Categories:

String Functions (Regular Expressions)

REGEXP_SUBSTR

Returns the substring that matches a regular expression within a string. If no match is found, returns NULL.

See also String Functions (Regular Expressions).

Syntax

REGEXP_SUBSTR( <subject> , <pattern> [ , <position> , <occurrence> , <parameters> ] )

Arguments

Required:

subject

Subject to match.

pattern

Pattern to match.

Optional:

position

Number of characters from the beginning of the string where the function starts searching for matches.

Default: 1 (the search for a match starts at the first character on the left)

occurrence

Specifies which occurrence of the pattern to match. The function skips the first occurrence - 1 matches.

Default: 1

parameters

String of one or more characters that specifies the regular expression parameters used for searching for matches. The supported values are:

c , i , m , e , s

For more details, see Parameters.

Default: c

Note

By default, REGEXP_SUBSTR returns the entire matching pattern in the subject. However, if the e (for “extract”) parameter is specified, REGEXP_SUBSTR only returns the part of the subject that matches the first sub-expression in the pattern. If there is no sub-expression in the pattern, REGEXP_SUBSTR behaves as if e was not set. If there is more than one sub-expression in the pattern, the additional sub-expressions have no effect. For an example, see Examples (in this topic).

Usage Notes

  • Parentheses (( )) and square brackets ([ ]) currently must be double-escaped to parse them as literal strings.

    For example:

    SELECT REGEXP_SUBSTR('Customers - (NY)','\\([[:alnum:]\-]+\\)') as customers;
    
      +-----------+
      | CUSTOMERS |
      |-----------|
      | (NY)      |
      +-----------+
    
  • For additional usage notes, see the General Usage Notes for regular expression functions.

Collation Details

Arguments with collation specifications are currently not supported.

Examples

The following example matches a substring composed of word characters starting with the and an unlimited number of non-word characters.

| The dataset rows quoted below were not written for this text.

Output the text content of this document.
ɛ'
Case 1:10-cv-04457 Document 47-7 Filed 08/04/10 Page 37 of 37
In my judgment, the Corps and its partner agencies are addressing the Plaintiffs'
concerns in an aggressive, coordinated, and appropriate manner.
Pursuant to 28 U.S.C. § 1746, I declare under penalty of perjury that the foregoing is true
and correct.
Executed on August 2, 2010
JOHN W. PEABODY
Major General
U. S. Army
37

Matching begins at the 1st character in the string and returns the second occurrence of the substring:

select regexp_substr('It was the best of times, it was the worst of times', 'the\\W+(\\w+)', 1, 2) as "result" from dual;

+-----------+
| result    |
|-----------|
| the worst |
+-----------+

The following example is the same as the previous example, but uses the e parameter to return only the part of the string that matches the first sub-expression in the pattern (i.e. the first set of word characters after the). As in the previous example, matching begins at the 1st character in the string and returns the second occurrence of the substring:

select regexp_substr('It was the best of times, it was the worst of times', 'the\\W+(\\w+)', 1, 2, 'e') as "result" from dual;

+--------+
| result |
|--------|
| worst  |
+--------+

The following example illustrates overlapping occurrences:

-- Prepare example
create or replace table overlap (id number, a string);

insert into overlap values (1,',abc,def,ghi,jkl,');
insert into overlap values (2,',abc,,def,,ghi,,jkl,');

select * from overlap;

select id, regexp_substr(a,'[[:punct:]][[:alnum:]]+[[:punct:]]', 1, 2) from overlap;

+----+-------------------------------------------------------------+
| ID | REGEXP_SUBSTR(A,'[[:PUNCT:]][[:ALNUM:]]+[[:PUNCT:]]', 1, 2) |
|----+-------------------------------------------------------------|
|  1 | ,ghi,                                                       |
|  2 | ,def,                                                       |
+----+-------------------------------------------------------------+

The following example creates a JSON object from an Apache HTTP Server access log using pattern matching and concatenation:

-- Prepare example
CREATE OR REPLACE TABLE log (logs varchar);

INSERT INTO log (logs) VALUES
('127.0.0.1 - - [10/Jan/2018:16:55:36 -0800] "GET / HTTP/1.0" 200 2216'),
('192.168.2.20 - - [14/Feb/2018:10:27:10 -0800] "GET /cgi-bin/try/ HTTP/1.0" 200 3395');
SELECT
  '{ "ip_addr":"'
  || REGEXP_SUBSTR (logs,'\\b\\d{1,3}\.\\d{1,3}\.\\d{1,3}\.\\d{1,3}\\b')
  || '", "date":"'
  || REGEXP_SUBSTR (logs,'([\\w:\/]+\\s[+\-]\\d{4})')
  || '", "request":"'
  || REGEXP_SUBSTR (logs,'\"((\\S+) (\\S+) (\\S+))\"', 1, 1, 'e')
  || '", "status":"'
  || REGEXP_SUBSTR (logs,'(\\d{3}) \\d+', 1, 1, 'e')
  || '", "size":"'
  || REGEXP_SUBSTR (logs,'\\d{3} (\\d+)', 1, 1, 'e')
  || '"}' as Apache_HTTP_Server_Access
  FROM log;

+-----------------------------------------------------------------------------------------------------------------------------------------+
| APACHE_HTTP_SERVER_ACCESS                                                                                                               |
|-----------------------------------------------------------------------------------------------------------------------------------------|
| { "ip_addr":"127.0.0.1", "date":"10/Jan/2018:16:55:36 -0800", "request":"GET / HTTP/1.0", "status":"200", "size":"2216"}                |
| { "ip_addr":"192.168.2.20", "date":"14/Feb/2018:10:27:10 -0800", "request":"GET /cgi-bin/try/ HTTP/1.0", "status":"200", "size":"3395"} |
+-----------------------------------------------------------------------------------------------------------------------------------------+